Maritime Asia as a Relevant Paradigm in Global History

arrow iconDate(s): 2023/11/09

arrow iconTime: 15:00~17:00

*Venue: Archives 2nd Conference Hall

*Speaker:Prof. François Gipouloux (法國國家科學研究院榮休名譽研究員)

*Organizer: Western Learning and China Research Group、Ecole française d'Extrême-Orient(EFEO)

Abstract:
From the 16th to the beginning of the 19th century, the East Asian seaboard seems to have been a succession of overlapping and ever changing basins: Sea of Okhostk, Sea of Japan, Bohai Sea, Yellow Sea, South China Sea. This system extends to the West towards the Indian Ocean via the Strait of Malacca and to the East towards the Java Sea, the Sulu Sea, the Celebes Sea, the Ambon Sea, the Coral Sea, and the Tasman Sea. This maritime corridor is structured in three parts: the coastal zones of south east China, an island chain, and finally metropolises that control trade from a distance. What we detect then is a land-sea continuum in which ports are not only the place of gathering freight caught in a large hinterland, but also and foremost, the starting point for a dense web of commercial flows. This has long historical antecedents. During the 16th century, Europeans were discovering in Asia a well structured commercial area, organised around arab, indian, chinese, and japanese merchant networks.
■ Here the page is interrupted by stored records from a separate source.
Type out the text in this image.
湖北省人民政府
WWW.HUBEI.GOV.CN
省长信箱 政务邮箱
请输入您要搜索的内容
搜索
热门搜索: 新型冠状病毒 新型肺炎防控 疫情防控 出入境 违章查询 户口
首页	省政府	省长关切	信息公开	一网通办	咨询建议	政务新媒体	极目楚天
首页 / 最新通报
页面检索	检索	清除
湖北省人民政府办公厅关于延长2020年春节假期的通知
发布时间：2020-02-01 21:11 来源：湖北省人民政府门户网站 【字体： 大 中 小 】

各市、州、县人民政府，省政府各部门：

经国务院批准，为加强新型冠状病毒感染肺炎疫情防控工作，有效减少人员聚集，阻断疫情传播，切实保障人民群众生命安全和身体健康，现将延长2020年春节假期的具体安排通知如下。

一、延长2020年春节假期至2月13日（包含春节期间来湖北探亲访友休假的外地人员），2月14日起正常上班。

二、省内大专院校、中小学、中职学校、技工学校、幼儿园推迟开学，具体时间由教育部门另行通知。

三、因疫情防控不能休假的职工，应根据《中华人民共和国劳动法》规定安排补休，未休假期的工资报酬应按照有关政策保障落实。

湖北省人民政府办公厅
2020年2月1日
While globalisation accelerated the erosion of sovereignties, the rise of cities with international ambitions, and their emergence as elements of a global governance system, encouraged the reevaluation of relationships between cities and states. Such a new dynamics of international economics shapes a landscape where the control on flows (merchandise flows, financial flows, etc.) accounts more than the control of territories.